Download Carriers of growth? Book in PDF, ePub and Kindle

In Carriers of Growth? Ann Coenen sheds new light on the vigorous debate about international trade and economic development in the Early Modern Period. The Austrian Netherlands offer an intriguing case that challenges ruling opinions within the largely Anglo-Saxon literature. By focusing on a number of key trade sectors (salt, textiles, colonial commodities, coal and grain) Ann Coenen exposes the various effects of trade and trade policy throughout all layers of the eighteenth-century society.


Peasants in World History

Peasants in World History
Author: Eric Vanhaute
Publisher: Routledge
Total Pages: 153
Release: 2021-03-22
Genre: History
ISBN: 1317807677

Download Peasants in World History Book in PDF, ePub and Kindle

This is the first world history of peasants. Peasants in World History analyzes the multiple transformations of peasant life through history by focusing on three primary areas: the organization of peasant societies, their integration within wider societal structures, and the changing connections between local, regional and global processes.
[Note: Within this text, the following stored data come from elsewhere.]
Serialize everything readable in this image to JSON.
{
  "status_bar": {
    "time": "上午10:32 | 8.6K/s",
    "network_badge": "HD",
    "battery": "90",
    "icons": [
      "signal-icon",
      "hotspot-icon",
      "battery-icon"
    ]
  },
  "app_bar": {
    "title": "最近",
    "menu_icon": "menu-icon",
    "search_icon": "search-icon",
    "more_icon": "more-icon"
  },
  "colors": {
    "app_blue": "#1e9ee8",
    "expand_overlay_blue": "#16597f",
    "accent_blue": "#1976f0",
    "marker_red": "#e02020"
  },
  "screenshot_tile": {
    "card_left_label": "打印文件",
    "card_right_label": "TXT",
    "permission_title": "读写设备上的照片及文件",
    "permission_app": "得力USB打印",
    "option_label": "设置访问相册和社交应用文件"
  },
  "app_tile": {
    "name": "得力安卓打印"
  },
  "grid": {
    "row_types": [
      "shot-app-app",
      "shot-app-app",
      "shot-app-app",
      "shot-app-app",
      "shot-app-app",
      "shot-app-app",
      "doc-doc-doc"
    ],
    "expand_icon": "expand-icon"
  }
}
Peasants have been a vital component in human history over the last 10,000 years, with nearly one-third of the world’s population still living a peasant lifestyle today. Their role as rural producers of ever-new surpluses instigated complex and often-opposing processes of social and spatial change throughout the world. Eric Vanhaute frames this social change in a story of evolving peasant frontiers. These frontiers provide a global comparative-historical lens to look at the social, economic and ecological changes within village-systems, agrarian empires and global capitalism. Bringing the story of the peasantry up through the modern period and looking to the future, the author offers a succinct overview with students in mind. This book is recommended reading to anyone interested in the history and future of peasantries and is a valuable addition to undergraduate and graduate courses in World History, Global Economic History, Global Studies and Rural Sociology.